Dès l’instant où attraction et répulsion sont inversées, ceux qui sont à l’extérieur tombent dans le ciel et ceux qui se trouvent à l’intérieur peuvent survivre à condition de ne pas quitter leur espace.

Le film commence avec l’arrivée accidentelle (ou assumée) d’une personne "inversée" sur la terre.

Le réalisateur s’est attaché à ce que son héroïne, la jeune Patéma, ne soit pas réduite à une simple présence visuelle mais qu’elle soit habitée de sentiments et qu’elle puisse refléter ses émotions.

L’objectif n’étant pas de se limiter à un film de science-fiction mais d’élargir le récit sur un plan humain et de faire d’une histoire d’univers, une histoire d’individus.

"S’il est très compliqué de décrire un monde inversé avec des mots, il est, en revanche facile de le faire avec des images" explique Yoshiura. "Une caméra placée à l’envers et tous les décors s’inversent."

Il suffit de cette manipulation simple pour montrer la solitude, rendre le sort dramatique de Patéma et produire cette impression de vertige qui, en même temps, se communique au spectateur.

Le monde souterrain est un espace clos dont le décor pourrait rappeler d’anciennes galeries de mines où les tuyauteries et autres installations seraient restées en l’état.

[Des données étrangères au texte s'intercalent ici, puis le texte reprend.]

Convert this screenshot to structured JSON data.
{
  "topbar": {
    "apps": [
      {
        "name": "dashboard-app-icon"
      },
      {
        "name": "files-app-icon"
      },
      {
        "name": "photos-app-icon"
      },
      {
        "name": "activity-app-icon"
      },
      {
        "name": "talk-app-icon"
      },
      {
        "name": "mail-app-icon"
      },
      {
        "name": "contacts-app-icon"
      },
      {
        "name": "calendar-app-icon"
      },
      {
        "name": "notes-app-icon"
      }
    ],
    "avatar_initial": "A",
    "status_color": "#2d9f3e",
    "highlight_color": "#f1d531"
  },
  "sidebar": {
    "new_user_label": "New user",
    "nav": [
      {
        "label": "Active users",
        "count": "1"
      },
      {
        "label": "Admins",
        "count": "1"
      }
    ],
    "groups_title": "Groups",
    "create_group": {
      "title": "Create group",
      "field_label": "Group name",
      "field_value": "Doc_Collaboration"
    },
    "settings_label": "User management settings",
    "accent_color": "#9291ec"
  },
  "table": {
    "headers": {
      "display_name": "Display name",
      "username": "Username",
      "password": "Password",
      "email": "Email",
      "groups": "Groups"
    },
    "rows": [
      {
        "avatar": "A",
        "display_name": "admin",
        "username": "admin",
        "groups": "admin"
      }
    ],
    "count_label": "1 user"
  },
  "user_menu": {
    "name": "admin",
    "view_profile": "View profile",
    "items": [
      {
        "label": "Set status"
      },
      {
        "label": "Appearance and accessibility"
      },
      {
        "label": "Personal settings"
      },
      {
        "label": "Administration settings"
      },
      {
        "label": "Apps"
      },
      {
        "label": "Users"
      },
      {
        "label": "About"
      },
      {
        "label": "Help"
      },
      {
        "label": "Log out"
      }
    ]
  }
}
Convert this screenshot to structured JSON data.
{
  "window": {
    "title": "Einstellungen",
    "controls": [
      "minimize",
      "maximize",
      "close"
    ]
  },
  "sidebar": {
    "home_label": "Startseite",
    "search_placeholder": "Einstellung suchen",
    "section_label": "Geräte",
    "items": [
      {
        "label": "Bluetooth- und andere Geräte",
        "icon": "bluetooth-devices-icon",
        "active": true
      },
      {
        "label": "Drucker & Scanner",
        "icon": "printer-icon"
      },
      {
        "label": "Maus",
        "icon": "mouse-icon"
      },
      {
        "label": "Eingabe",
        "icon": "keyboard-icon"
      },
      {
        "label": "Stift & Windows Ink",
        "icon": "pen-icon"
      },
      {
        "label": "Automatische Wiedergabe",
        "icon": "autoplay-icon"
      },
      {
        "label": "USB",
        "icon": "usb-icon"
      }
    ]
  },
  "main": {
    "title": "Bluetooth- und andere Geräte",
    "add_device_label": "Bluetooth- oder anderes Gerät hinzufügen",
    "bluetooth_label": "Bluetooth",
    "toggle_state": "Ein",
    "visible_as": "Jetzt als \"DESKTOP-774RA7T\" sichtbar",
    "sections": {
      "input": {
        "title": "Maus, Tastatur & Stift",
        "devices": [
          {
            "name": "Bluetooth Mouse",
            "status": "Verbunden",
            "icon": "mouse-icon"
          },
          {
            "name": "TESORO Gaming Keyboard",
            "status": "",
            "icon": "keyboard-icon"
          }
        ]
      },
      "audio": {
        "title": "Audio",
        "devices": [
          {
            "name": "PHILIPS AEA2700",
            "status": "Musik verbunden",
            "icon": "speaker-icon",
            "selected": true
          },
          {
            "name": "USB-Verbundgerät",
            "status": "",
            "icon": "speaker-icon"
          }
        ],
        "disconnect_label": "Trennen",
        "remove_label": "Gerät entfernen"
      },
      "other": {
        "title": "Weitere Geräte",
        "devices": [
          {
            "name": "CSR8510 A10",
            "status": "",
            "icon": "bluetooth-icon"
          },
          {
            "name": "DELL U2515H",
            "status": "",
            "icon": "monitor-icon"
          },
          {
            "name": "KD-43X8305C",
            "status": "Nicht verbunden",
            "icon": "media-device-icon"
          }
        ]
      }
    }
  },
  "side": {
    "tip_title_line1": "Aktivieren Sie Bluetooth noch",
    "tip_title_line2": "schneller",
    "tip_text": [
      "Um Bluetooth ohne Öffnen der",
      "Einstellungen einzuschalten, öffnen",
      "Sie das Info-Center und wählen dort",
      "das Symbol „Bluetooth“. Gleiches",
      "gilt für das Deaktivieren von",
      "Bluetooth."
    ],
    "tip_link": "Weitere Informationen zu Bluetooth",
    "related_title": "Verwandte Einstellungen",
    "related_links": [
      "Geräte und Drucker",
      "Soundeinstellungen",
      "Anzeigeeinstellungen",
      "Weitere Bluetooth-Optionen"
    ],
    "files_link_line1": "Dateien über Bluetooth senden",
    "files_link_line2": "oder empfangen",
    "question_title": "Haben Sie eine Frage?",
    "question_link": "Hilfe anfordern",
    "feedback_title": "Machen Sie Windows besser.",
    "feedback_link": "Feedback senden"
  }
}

Au contraire, le Royaume d’Aiga est représenté par une cité artificielle, quelque peu délabrée, inspirée par la ville indienne de Chandigarh, dessinée par Le Corbusier.

Sur l’idée originale inspirée de la sensation étrange de la double attraction terrestre et céleste, Yosuhiro Yoshiura a réalisé un film de science-fiction passionnant, haletant et une histoire d’amour improbable et envoûtante.